Why Santorum’s Comment Isn’t Racist

It means that the Republican presidential contender is afraid to really talk about race.

Just days after surging out of underfunded campaign obscurity to a photo finish with presumed GOP presidential front-runner Mitt Romney in the Iowa caucuses, former two-term U.S. Sen. Rick Santorum of Pennsylvania got himself in hot water for telling a Sioux City, Iowa campaign crowd that “I don’t want to make black people’s lives better by giving them somebody else’s money. I want to give them the opportunity to go out and earn money.”

NAACP President Benjamin Jealous denounced the comments as “outrageous,” and even Fox News host Bill O’Reilly had to remind Santorum that his comments were specious when you consider that “most of the people, as you know, on welfare are white people.” Then Santorum made the whole thing worse by denying that he’d even said “black” and insisting instead that what he’d actually said was “blah.”

Blah, indeed.

In this weekend’s Saturday-and-Sunday New Hampshire primary-debate double-header, if he doesn’t take the opportunity to — in Senate-speak — revise and extend his thoughts on blacks and welfare, he’ll just wind up being the latest in a long line of GOP politicians who not only can’t connect with the black vote, but can’t even make a convincing case that they’ve tried. Santorum tried — and awkwardly failed — to articulate a position that you hear all the time from black conservatives: that government assistance hurts African Americans over the long term. The problem for Santorum is that it doesn’t sound as if he truly understands that message.

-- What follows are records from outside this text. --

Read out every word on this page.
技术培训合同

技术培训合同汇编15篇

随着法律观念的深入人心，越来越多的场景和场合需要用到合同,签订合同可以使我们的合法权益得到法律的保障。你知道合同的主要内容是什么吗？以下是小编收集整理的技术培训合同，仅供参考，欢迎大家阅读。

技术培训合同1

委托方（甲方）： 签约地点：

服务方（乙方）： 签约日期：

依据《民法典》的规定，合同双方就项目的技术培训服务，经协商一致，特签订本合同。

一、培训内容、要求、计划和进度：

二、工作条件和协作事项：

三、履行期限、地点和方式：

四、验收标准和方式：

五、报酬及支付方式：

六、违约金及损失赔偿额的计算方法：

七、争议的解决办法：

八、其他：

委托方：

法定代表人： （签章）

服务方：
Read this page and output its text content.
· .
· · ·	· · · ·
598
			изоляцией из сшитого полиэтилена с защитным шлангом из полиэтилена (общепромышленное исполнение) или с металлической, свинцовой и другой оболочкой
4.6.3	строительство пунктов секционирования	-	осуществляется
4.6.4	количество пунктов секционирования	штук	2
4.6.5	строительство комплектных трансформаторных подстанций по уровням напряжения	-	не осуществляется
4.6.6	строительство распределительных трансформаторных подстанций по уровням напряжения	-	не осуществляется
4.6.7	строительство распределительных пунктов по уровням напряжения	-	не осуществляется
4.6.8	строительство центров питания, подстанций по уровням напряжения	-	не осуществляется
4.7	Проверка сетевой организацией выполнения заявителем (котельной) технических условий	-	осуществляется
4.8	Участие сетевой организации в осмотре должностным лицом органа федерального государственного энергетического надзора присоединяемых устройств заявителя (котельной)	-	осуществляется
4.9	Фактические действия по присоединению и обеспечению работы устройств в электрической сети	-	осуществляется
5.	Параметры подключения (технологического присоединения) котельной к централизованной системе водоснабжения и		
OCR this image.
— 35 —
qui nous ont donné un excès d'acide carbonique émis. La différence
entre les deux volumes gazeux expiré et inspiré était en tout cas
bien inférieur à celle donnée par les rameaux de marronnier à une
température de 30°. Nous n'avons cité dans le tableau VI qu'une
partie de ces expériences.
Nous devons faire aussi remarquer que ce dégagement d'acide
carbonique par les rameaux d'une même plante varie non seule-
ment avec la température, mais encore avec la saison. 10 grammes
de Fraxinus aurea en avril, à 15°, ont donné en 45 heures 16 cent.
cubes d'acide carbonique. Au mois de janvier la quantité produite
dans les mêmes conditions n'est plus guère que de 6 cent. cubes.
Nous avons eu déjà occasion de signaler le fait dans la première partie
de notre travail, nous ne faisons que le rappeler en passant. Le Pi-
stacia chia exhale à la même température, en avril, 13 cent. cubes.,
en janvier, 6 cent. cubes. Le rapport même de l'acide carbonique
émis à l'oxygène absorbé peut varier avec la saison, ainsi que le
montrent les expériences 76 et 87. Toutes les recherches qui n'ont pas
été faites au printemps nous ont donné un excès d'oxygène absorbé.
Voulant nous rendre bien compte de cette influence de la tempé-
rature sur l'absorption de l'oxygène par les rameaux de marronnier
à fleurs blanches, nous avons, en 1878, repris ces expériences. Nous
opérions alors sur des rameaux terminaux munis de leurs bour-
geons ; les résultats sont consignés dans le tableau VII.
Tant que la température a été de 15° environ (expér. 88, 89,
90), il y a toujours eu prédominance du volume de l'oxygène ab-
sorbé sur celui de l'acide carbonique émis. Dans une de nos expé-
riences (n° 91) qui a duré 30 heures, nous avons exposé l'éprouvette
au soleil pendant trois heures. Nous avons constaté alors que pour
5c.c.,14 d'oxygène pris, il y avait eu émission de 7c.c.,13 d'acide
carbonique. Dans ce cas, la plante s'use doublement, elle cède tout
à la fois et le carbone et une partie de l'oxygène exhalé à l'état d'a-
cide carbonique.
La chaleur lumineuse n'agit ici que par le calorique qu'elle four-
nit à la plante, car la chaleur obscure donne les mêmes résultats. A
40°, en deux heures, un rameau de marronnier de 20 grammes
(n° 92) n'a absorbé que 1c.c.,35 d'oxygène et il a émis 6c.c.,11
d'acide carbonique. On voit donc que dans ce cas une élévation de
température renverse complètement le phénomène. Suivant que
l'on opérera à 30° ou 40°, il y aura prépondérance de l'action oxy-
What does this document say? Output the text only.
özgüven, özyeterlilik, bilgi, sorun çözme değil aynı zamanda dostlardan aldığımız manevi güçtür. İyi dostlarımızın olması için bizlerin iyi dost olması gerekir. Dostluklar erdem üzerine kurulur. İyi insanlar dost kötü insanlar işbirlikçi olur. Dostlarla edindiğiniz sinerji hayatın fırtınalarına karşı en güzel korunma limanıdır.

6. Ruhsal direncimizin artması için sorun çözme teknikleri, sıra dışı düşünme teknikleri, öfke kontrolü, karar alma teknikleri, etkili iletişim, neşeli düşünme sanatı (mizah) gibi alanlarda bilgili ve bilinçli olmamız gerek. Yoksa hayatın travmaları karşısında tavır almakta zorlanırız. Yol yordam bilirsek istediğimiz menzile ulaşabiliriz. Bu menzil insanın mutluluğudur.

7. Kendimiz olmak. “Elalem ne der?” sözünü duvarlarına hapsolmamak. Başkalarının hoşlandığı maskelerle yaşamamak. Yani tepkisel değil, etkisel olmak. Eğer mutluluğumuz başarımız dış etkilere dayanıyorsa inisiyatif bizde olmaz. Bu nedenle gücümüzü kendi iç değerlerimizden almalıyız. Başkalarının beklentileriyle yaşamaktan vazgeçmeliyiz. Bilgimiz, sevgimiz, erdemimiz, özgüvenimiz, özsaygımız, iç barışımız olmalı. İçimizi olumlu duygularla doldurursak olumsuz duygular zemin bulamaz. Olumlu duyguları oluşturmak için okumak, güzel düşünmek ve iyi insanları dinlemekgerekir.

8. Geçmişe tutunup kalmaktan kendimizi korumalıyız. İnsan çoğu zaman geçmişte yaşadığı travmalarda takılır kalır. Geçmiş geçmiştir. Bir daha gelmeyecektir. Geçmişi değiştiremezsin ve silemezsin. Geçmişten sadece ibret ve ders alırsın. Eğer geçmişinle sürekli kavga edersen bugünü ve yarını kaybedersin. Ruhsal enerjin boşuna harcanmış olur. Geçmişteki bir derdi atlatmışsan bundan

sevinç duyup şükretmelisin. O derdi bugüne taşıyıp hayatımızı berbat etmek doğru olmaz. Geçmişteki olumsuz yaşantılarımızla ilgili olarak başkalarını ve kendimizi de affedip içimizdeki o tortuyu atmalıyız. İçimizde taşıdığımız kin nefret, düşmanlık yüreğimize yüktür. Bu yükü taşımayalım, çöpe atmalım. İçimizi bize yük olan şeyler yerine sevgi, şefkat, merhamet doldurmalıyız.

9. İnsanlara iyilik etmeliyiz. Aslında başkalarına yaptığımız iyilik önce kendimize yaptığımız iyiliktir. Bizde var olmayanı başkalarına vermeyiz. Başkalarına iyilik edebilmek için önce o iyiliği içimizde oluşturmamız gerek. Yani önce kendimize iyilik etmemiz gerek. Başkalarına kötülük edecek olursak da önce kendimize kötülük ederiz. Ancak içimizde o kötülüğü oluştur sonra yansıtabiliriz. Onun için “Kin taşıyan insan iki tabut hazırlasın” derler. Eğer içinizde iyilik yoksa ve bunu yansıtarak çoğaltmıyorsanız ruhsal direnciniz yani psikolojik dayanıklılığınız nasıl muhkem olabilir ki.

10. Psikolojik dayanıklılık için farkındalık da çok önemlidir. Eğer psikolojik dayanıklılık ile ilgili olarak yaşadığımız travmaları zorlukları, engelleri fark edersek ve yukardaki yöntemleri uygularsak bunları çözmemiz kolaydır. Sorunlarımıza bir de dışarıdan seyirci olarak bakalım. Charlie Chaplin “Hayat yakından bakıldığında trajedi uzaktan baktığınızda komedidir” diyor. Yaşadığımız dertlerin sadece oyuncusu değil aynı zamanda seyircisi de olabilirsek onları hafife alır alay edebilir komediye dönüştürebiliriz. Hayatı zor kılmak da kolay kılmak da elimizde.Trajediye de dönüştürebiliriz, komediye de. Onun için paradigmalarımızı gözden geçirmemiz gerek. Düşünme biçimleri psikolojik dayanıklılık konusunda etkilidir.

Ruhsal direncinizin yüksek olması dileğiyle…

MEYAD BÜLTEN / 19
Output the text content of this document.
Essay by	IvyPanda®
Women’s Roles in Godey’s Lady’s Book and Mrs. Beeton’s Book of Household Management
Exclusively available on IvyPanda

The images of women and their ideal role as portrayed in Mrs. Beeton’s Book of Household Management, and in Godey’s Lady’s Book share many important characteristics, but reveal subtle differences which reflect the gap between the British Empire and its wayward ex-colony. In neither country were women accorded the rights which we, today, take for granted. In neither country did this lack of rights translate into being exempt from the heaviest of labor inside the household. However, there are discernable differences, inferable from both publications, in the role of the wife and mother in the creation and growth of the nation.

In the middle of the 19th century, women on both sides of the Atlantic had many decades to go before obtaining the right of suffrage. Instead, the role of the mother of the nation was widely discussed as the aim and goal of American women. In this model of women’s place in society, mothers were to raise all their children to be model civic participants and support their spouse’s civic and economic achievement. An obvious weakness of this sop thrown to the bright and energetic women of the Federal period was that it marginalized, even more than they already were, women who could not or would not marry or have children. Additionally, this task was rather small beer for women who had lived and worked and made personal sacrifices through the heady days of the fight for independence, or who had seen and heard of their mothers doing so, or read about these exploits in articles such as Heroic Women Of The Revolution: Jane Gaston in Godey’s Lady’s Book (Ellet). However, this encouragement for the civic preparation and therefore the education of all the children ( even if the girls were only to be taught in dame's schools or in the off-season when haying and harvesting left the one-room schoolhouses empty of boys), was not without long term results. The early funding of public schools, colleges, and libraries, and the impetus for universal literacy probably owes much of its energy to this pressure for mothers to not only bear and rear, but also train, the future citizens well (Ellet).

Black economist Walter Williams has said that “the welfare state has done to black Americans what slavery couldn’t do.” And at his Twitter town hall meeting last year, President Obama recounted how, “as somebody who worked in low-income neighborhoods, I’ve seen it where people weren’t encouraged to work, weren’t encouraged to upgrade their skills, were just getting a check, and over time their motivation started to diminish.” The concept of welfare dependency really isn’t news.